Representation of carbon balance in the working forest. Image contained in paper:
Representation of carbon balance in the working forest. Image contained in paper:

The USDA-NIFA, through NARA, funds research to determine the environmental impact from a wood-based biofuel and chemical industry. To gauge how this industry would affect greenhouse gas (GHG) levels, a life cycle assessment (LCA) is being developed. In this case, the net amount of air emissions generated from harvesting forest residuals through to product development, a span often referred to as “cradle to grave”, will be determined. The results are used to compare the global warming impacts of one conversion process to another. For instance, NARA will compare the amount of greenhouse gas (GHG) emissions produced during the jet fuel production process from using forest residuals relative to petroleum. These comparisons weigh heavily in global strategies to reduce the level of GHG emitted into the atmosphere.

Calculating the net emission from an industrial process using woody biomass is complicated since CO2 is being sequestered and released in the forest over a long time period. To address the temporal flow of CO2 in a working forest, NARA researchers at the University of Washington and the University of Padua in Italy recently published an analysis that incorporates the temporal aspects of carbon sequestration within the LCA framework.

View Evaluation of environmental impacts of harvest residue-based bioenergy using radiative forcing analysis here.

Study parameters

The composition of working forests and how they are managed vary, so the authors based their initial evaluation on a typical Pacific Northwest harvesting operation in Grays Harbor County, WA using a rotation age of 45 years. A whole tree harvesting method was employed where the felled tree is hauled to a landing before the limbs and tops are removed. The study assumes that 61% of the above ground biomass harvested is used for timber products (logs) and 39% is residual biomass (primarily, tops and branches). Further, the study bases its calculations on the assumption that one bone-dried metric ton (BDmT) of residual biomass at the landing site is derived from 1.7 BDmT of total residual biomass harvested. It was assumed that 0.7 (35%) of the 1.7 BDmT harvested tree remains on the forest floor or at the landing due to limbs breakage during harvest and hauling.

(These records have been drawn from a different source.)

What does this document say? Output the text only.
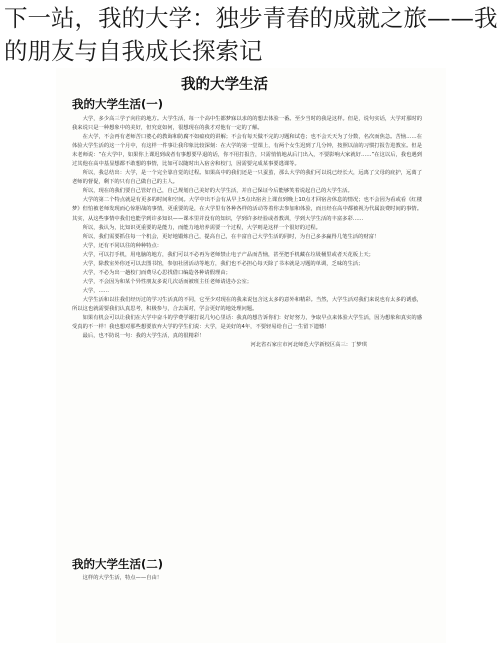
下一站，我的大学：独步青春的成就之旅——我的朋友与自我成长探索记
我的大学生活
我的大学生活(一)

大学，多少高三学子向往的地方。大学生活，每一个高中生都梦寐以求的的想去体验一番。至少当时的我是这样。但是，说句实话，大学对那时的我来说只是一种想象中的美好，但究竟如何，很想现在的我才对他有一定的了解。

在大学，不会再有老师苦口婆心的教诲和防腐不如瘟疫的讲解；不会有每天做不完的习题和试卷；也不会天天为了分数，名次而焦急。苦恼……在体验大学生活的这一个月中，有这样一件事让我印象比较深刻：在大学的第一堂课上，有两个女生迟到了几分钟，按照以前的习惯打报告进教室。但是未老师说：“在大学中，如果你上课迟到或者有事想要早退的话，你不用打报告，只需悄悄地从后门出入，不要影响大家就好……”在这以后，我也遇到过其他在高中基显想都不敢想的事情，比如可以随时出入宿舍和校门，因需要完成某事要逃课等。

所以，我总结出：大学，是一个完全靠自觉的过程。如果高中的我们还是一只蚕茧，那么大学的我们可以说已经长大，远离了父母的庇护，远离了老师的督促，剩下的只有自己做自己的主人。

所以，现在的我们要自己管好自己，自己规划自己美好的大学生活，并自己保证今后能够笑着说起自己的大学生活。

大学的第二个特点就是有更多的时间和空间。大学中出不会有从早上5点出宿舍上课直到晚上10点才回宿舍休息的情况；也不会因为看或看《红楼梦》但怕被老师发现而心惊胆战的事情，更重要的是，在大学里有各种各样的活动等着你去参加和体验，而且经在高中都被视为代属浪费时间的事情。其实，从这些事情中我们也能学到许多知识——课本里并没有的知识，学到许多经验或者教训，学到大学生活的丰富多彩……

所以，我认为，比知识更重要的是能力，而能力地培养需要一个过程，大学则是这样一个很好的过程。

所以，我们需要抓住每一个机会，更好地锻炼自己，提高自己，在丰富自己大学生活的同时，为自己多多赢得几笔生活的财富！

大学，还有不同以往的种种特点：

大学，可以打手机，用电脑的地方，我们可以不必再为老师禁止电子产品而苦恼，甚至把手机藏在垃圾桶里或者天花板上天；

大学，除教室外你还可以去图书馆，参加社团活动等地方，我们也不必担心每天除了书本就是习题的单调，乏味的生活；

大学，不必为出一趟校门而费尽心思找借口编造各种请假理由；

大学，不会因为和某个异性朋友多说几次话而被班主任老师请进办公室；

大学，……

大学生活和以往我们经历过的学习生活真的不同，它至少对现在的我来说包含这太多的意外和精彩。当然，大学生活对我们来说也有太多的诱惑，所以这也就需要我们认真思考，积极参与，合去面对，学会更好的地处理问题。

如果有机会可以让我们在大学中奋斗的学费学谢打说几句心里话：我真的想告诉你们：好好努力，争取早点来体验大学生活，因为想象和真实的感受真的不一样！我也想对那些想要放弃大学的学生们说：大学，是美好的4年，不要轻易给自己一生留下遗憾！

最后，也不防说一句：我的大学生活，真的很精彩！

河北省石家庄市河北师范大学新校区高三：丁梦琪

我的大学生活(二)

这样的大学生活，特点——自由！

Calculating net global warming

To be able to maintain the focus on biomass-based bioenergy, all the carbon balance calculations in the study are based on the residual biomass and the carbon credits or debits associated with timber products (e.g., lumber) are excluded using mass allocations principles. The authors calculated the GHG outputs generated from the harvesting, processing and transporting of the forest residuals to a bioenergy refinery. They also calculated the rate of decay of the residuals left on the forest floor. It was assumed that over time 90% of the residuals decomposed and generated carbon emissions into the atmosphere while 10% decays into the soil. In addition, the emissions generated from burning the residuals to produce energy were determined.

These emission values were used to calculate the accumulated abundance of GHG (as CO2 equivalents) over a 100-year time frame, which is the recommended time-frame set by the Intergovernmental Panel on Climate Change (IPCC) for the assessment of the impact on climate change. Over this time period, the working forest sequesters (takes up) CO2, and these values are also incorporated into the assessment. When CO2 emissions and carbon sequestration are plotted on the same graph for a 100-year time frame, a “Radiative Forcing Turning Point” is obtained at year 18. At this point, the cumulative negative radiative forcing from CO2 sequestration (i.e., global cooling) offsets the cumulative positive radiative forcing from CO2 emissions (i.e., global warming). In other words, the system goes from being “carbon positive” and emitting carbon into the environment to “carbon negative” and storing carbon from the atmosphere. Addressing this result, the authors state, “This study shows that carbon sequestration plays a significant role in the carbon balance and demonstrates the environmental benefits of using woody biomass-based bioenergy.”

Conclusion

International standards allow LCAs to assume carbon neutrality, for global warming indicator calculations, as the CO2 generated from burning wood-based products is offset by CO2 sequestration within the forest. The concept of “carbon neutrality” contributes significantly to the favorable greenhouse warming potential calculated for wood-based biofuels compared to fossil-based fuels. This study introduces a temporal component to the carbon neutrality aspect of LCA and demonstrates the significance of forest management practices on net GHG emissions.

The authors acknowledge that this study does not account for the role of below-ground biomass and natural disturbances like fire in affecting the carbon balance. In addition, this study is based on a limited geographic area and not reflective of a larger more diverse region.